Une mise en garde adressée au gouvernement. À ce titre, l'édile a mis en garde Emmanuel Macron sur le risque d'une grande consultation nationale sans suites politiques. "Consulter les Français, c'est bien, mais si c'est pour leur dire 'je vous ai compris et entendu' et qu'il n'y a aucun débouché, ça posera un problème. Ce serait vraiment une très mauvaise idée que de laisser tous toutes ces contributions lettre morte."
Faut-il pour autant fixer des lignes rouges, comme sur l'ISF (Impôt de solidarité sur la fortune), ainsi que l'a indiqué Emmanuel Macron dans sa lettre aux Français publiée dimanche ? "Il faut absolument libérer la capacité d'agir, de choisir les thématiques et de ne pas rester prisonniers des thèmes qui sont proposés par le gouvernement, même s'il y a des sous-thèmes dans lesquels on peut faire intervenir une diversité de choses", estime le maire rural. "Il faut véritablement que cette parole soit libre."
"Surpris" du succès des cahiers de doléances.
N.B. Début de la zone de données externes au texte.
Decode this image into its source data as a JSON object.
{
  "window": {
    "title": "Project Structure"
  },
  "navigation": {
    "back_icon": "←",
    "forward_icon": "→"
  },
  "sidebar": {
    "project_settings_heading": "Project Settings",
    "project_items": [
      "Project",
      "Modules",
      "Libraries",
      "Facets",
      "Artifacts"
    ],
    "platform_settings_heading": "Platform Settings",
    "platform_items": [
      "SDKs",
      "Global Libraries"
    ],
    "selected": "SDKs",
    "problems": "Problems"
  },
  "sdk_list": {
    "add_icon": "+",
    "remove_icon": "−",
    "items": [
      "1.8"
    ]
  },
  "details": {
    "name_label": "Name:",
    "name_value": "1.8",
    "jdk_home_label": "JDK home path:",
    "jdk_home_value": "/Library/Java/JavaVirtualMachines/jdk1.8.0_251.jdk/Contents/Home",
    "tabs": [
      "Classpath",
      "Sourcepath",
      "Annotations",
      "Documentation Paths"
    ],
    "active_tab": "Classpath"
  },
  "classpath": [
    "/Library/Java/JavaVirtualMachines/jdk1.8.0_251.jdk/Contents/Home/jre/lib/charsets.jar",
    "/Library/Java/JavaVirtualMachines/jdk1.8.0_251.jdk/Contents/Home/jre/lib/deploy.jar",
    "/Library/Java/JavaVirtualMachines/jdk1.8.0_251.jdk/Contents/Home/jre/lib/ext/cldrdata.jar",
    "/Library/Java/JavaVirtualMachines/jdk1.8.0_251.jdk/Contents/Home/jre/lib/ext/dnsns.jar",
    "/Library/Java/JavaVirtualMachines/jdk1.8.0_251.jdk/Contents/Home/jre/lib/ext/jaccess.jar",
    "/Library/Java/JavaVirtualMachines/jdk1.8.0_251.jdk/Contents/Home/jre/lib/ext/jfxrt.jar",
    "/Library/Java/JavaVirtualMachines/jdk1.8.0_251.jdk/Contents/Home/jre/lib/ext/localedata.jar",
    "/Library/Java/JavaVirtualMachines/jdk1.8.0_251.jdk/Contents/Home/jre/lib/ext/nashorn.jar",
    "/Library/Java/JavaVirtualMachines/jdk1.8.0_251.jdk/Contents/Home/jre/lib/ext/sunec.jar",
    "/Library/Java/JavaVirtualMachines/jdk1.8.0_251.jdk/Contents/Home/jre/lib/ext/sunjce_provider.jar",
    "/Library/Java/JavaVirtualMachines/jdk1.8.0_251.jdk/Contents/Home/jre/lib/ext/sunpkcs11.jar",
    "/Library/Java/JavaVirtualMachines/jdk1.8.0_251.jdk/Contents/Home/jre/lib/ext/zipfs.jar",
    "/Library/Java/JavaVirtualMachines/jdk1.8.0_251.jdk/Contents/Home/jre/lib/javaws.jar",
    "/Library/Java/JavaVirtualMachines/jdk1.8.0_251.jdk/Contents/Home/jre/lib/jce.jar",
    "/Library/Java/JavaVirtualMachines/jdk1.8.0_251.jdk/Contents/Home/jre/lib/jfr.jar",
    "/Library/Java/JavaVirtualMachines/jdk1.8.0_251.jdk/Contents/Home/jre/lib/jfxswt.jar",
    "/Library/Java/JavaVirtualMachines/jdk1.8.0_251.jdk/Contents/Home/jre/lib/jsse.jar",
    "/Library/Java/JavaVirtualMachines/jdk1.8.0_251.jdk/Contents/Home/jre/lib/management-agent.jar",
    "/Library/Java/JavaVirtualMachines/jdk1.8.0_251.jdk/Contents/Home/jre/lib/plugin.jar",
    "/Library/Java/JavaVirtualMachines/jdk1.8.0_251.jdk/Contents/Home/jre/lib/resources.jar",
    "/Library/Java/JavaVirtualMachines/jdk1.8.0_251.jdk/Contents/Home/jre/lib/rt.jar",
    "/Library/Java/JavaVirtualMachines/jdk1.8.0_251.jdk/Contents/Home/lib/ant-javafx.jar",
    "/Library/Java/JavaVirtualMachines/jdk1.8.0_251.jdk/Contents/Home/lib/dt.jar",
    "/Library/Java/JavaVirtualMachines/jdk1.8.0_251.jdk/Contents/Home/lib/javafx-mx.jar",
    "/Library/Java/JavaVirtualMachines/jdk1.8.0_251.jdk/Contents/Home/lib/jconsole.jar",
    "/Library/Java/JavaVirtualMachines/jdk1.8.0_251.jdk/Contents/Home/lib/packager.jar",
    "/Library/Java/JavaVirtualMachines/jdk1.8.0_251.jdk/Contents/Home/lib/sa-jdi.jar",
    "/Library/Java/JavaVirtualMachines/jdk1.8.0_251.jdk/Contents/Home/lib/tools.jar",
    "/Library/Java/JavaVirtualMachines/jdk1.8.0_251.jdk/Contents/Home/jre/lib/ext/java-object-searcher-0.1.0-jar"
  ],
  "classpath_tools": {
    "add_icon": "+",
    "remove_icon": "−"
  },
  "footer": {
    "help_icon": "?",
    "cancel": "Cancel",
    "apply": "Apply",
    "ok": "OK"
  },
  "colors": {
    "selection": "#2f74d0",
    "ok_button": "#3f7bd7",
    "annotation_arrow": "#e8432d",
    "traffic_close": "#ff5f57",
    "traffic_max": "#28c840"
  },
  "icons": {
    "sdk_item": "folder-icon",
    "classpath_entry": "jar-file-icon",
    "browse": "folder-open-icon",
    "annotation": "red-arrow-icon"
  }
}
Le président de l'AMRF reste néanmoins optimiste sur la tenue de ce débat annoncé par le chef de l'État le 10 décembre dernier. "Un Français sur deux à l'intention de participer, c'est plutôt une bonne nouvelle", estime-t-il. "[Pour les doléances], on a été très surpris de voir que beaucoup de communes se sont associées à l'idée. On a vu beaucoup de monde se déplacer, donc on a recueilli plusieurs milliers de contributions. Les gens ressentent le besoin d'exprimer les choses."
Le pouvoir d'achat au cœur des revendications. Pour le contenu de ces revendications, Vanik Berberian évoque la colère profonde venue du monde rural. "Il faut se souvenir que ce mouvement a commencé avec le projet de taxe supplémentaire sur les carburants. Quand vous n'avez pas d'autres possibilités que de prendre la voiture, le fait de se retrouver taxé est très mal perçu, d'autant que ça venait s'ajouter à la séquence des 80 km/h qui n'est pas bien passée non plus." Ces sujets liés au pouvoir d'achat devraient logiquement émerger dans les débats qui se tiendront jusqu'à la mi-mars, date à laquelle Emmanuel Macron débutera l'analyse des contributions venues de la France entière.